Ширкал, вдыхал запах застарелого опилочного смолья, поглядывал кругом. Никак не торопилась весна: хмарь низкая облачная, как, скажи, позднеосенняя, и то крупкой редкой нанесет из-под нее, постегивать начнет, а то зароится сверху вниз, снизу вверх тоже, словно взлететь пытаясь опять, — хлопьями легкими снег, недолгий, ложится тепло на лицо, на руки, тает… Задыхался, начинало стучать в голове, отсчитывать… изрядно траванулся, ничего не скажешь. И пережидал, принимался колоть полутрухлявые чурбаки, сносить в дровяник.
По углам его чего только не валялось, всякий хлам ушедшего безвозвратно, делов понаделавшего века. Даже хомут старый, протертый до волосяной набивки, висел на вбитом в стену бороновом зубе; понасовано и под стропилинами, от лопаты печной полуобгоревшей до кованых железных скоб, мастерка строительного или согнутой из старых вил «кошки» — ведро утопленное из колодца доставать… И в нас — сколько старья в нас понатыкано по углам, уж вроде и не нужного никому, бросового, и кому оно, кто его взыщет? Неужели так и сгинет, сгниет? И ненужное вроде, а жалко.
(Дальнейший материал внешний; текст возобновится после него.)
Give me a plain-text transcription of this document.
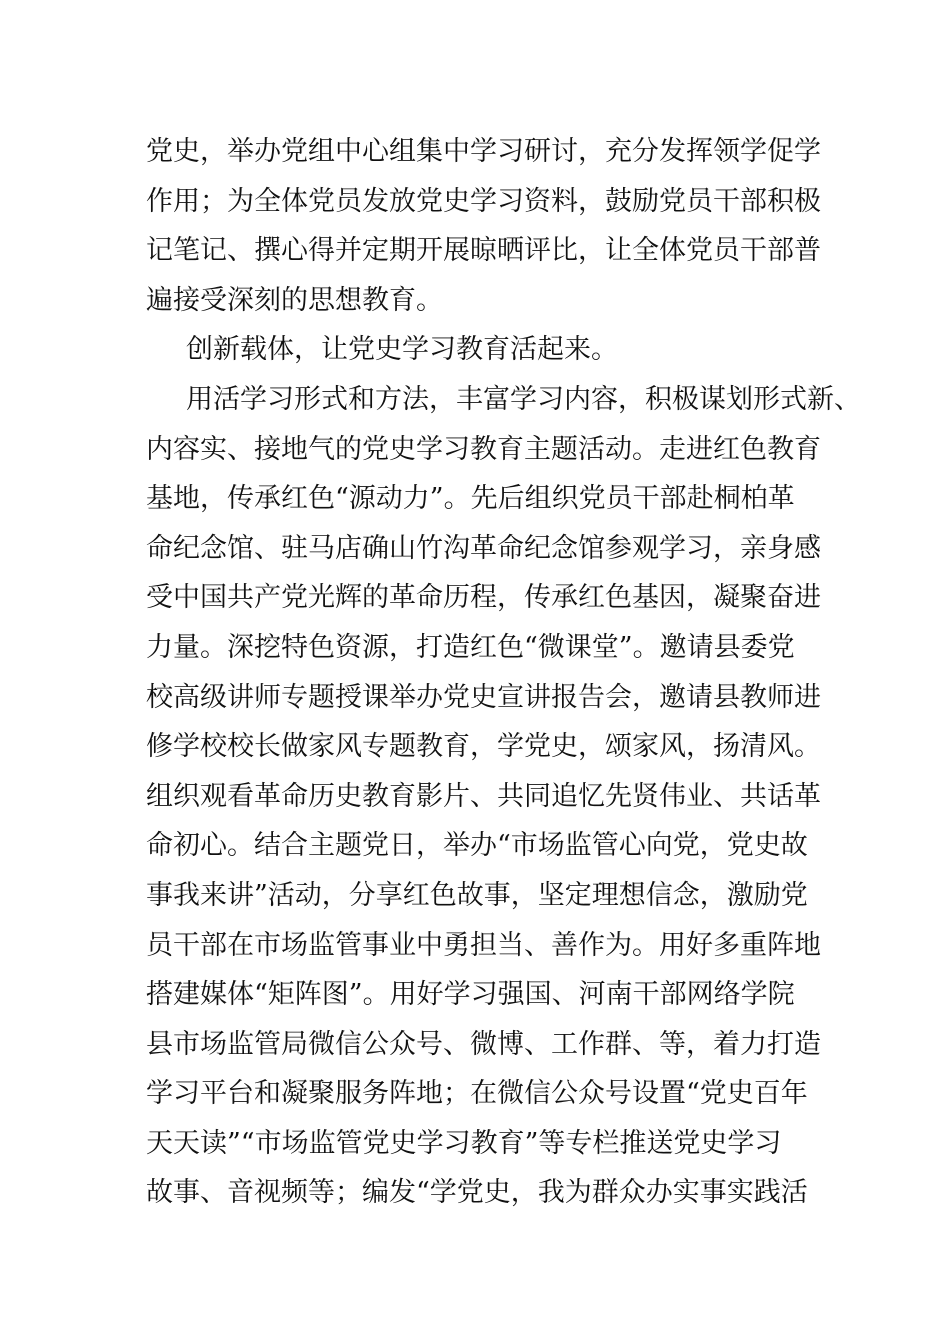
党史，举办党组中心组集中学习研讨，充分发挥领学促学
作用；为全体党员发放党史学习资料，鼓励党员干部积极
记笔记、撰心得并定期开展晾晒评比，让全体党员干部普
遍接受深刻的思想教育。
创新载体，让党史学习教育活起来。
用活学习形式和方法，丰富学习内容，积极谋划形式新、
内容实、接地气的党史学习教育主题活动。走进红色教育
基地，传承红色“源动力”。先后组织党员干部赴桐柏革
命纪念馆、驻马店确山竹沟革命纪念馆参观学习，亲身感
受中国共产党光辉的革命历程，传承红色基因，凝聚奋进
力量。深挖特色资源，打造红色“微课堂”。邀请县委党
校高级讲师专题授课举办党史宣讲报告会，邀请县教师进
修学校校长做家风专题教育，学党史，颂家风，扬清风。
组织观看革命历史教育影片、共同追忆先贤伟业、共话革
命初心。结合主题党日，举办“市场监管心向党，党史故
事我来讲”活动，分享红色故事，坚定理想信念，激励党
员干部在市场监管事业中勇担当、善作为。用好多重阵地
搭建媒体“矩阵图”。用好学习强国、河南干部网络学院
县市场监管局微信公众号、微博、工作群、等，着力打造
学习平台和凝聚服务阵地；在微信公众号设置“党史百年
天天读”“市场监管党史学习教育”等专栏推送党史学习
故事、音视频等；编发“学党史，我为群众办实事实践活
Под матицей-связью проходя, второй уж раз шапкой задел что-то, поднял голову — веревка… Пригляделся в полусумраке — да, нетолстая, заскорузлая, перехлестнутая несколько раз через связь; а на другом ее конце черная от старой крови засаленная деревянная проножка, на которой обыкновенно подвешивал отец для свежеванья тушку барана ли, овцы… Передернуло запоздало, сплюнул в досаде на дурь свою, на нервы… или уж испугался? Себя испугался, никак? Нет. Распутал со связи ее, сдернул, на проножку намотал и в угол под крышу сунул, хватит. Но если бы все так решалось.
Сидел долго на кривом крыльце своем, курил, глядел в суматошно закружившуюся опять, в какой-то момент даже окоем и взгорок Шишая скрывшую порошу — нет, конечно, весенний все же это снежок, уж и синица затенькала по-особенному звонко, отзывно, тут-то не спутаешь и не обманешься, не с людьми-человеками. А позор длиннее жизни, Гречанинов правду говорил. Не тебя будут помнить — позор твой.